Making these decisions had been difficult, but both secretaries agreed that that they made the best decisions based on the evidence available at the time.
Last year, the VA included ischemic heart disease under the VA's presumptive category for Agent Orange. Current VA Secretary Eric Shinseki told the Senate panel that the Agent Orange Act does not permit him to weigh cost impact or exclude a disease from consideration "on the basis that it is a common disease." Instead, it directs the VA to determine whether "a positive association exists for each disease discussed" in an Institute of Medicine (IOM) report.
Shinseki said that his determination that a positive association between herbicide exposure and ischemic heart disease was based on evaluation of the scientific and medical evidence supplied by IOM. He did note, though, that having just 60 days to reach a conclusion—as specified by the Agent Orange Act—was "a bit constraining [and] a little challenging."
Similarly, Anthony Principi, MD, who was VA secretary between 2001 and 2005, told the panel that three out of four studies provided by IOM showed a "positive association" between the onset of type II diabetes and Agent Orange.

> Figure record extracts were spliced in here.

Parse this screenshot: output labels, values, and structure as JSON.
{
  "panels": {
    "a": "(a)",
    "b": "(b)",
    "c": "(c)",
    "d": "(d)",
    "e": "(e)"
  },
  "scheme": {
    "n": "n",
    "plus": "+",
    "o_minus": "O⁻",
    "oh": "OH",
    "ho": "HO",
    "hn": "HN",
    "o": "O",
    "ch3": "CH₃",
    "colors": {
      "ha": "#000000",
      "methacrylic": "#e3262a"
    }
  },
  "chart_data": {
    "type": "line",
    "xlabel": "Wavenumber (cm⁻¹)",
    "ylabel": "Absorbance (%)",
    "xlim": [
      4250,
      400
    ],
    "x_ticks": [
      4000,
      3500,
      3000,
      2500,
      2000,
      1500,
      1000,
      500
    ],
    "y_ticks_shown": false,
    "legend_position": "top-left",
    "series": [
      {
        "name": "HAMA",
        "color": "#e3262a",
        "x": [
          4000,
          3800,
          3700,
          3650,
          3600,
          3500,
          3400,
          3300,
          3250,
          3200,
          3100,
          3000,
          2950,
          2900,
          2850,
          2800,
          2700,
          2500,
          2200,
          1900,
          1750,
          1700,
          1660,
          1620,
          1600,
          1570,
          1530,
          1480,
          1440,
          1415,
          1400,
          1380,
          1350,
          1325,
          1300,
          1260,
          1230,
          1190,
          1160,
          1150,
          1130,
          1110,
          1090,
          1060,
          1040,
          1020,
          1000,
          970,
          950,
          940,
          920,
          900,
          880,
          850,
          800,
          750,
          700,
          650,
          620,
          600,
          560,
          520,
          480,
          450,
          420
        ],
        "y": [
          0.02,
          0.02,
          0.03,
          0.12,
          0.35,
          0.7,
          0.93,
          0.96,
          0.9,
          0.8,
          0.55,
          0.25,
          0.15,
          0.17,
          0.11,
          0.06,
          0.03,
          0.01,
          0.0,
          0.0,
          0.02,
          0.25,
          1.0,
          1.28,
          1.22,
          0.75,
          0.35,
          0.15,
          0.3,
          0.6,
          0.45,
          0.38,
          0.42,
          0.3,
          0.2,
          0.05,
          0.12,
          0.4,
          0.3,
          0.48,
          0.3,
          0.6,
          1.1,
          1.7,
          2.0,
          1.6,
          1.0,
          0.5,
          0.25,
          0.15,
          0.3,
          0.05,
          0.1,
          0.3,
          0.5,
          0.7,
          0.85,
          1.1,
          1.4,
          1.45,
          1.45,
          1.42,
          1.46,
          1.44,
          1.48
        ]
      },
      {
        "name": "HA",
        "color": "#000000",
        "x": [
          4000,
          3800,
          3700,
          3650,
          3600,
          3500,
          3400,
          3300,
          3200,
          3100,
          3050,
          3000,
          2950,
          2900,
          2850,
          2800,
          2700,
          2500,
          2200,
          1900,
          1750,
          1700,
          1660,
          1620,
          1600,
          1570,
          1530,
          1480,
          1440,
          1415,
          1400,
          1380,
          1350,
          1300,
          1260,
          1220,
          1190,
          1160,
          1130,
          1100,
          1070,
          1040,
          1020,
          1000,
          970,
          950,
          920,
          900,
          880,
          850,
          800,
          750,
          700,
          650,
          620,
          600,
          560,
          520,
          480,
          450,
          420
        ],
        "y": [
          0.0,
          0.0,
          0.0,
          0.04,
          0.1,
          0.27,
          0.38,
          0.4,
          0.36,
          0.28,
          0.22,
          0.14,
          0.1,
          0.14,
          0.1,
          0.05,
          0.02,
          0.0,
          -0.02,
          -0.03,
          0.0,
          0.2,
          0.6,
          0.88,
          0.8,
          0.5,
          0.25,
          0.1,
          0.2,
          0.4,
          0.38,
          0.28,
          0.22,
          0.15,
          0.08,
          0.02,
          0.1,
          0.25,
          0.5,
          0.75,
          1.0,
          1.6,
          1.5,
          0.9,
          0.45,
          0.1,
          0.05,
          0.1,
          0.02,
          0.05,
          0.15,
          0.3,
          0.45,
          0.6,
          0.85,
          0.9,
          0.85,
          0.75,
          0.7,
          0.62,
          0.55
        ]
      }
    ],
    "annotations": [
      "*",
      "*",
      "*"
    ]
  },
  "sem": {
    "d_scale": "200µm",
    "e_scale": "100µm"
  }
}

Principi agreed, though, that additional research from IOM or a scientific review board addressing lifestyle issues (such as smoking or eating) or heredity would have helpful when making his decision about whether to include diabetes. "Better information would be useful," he said.
"It's a greater challenge for secretaries, when you're dealing with the diabetes, the prostate cancer, because we know if we live long enough, we're going to die of prostate cancer, as well as heart disease," Principi said. "And those confounding factors really make it very, very difficult for us."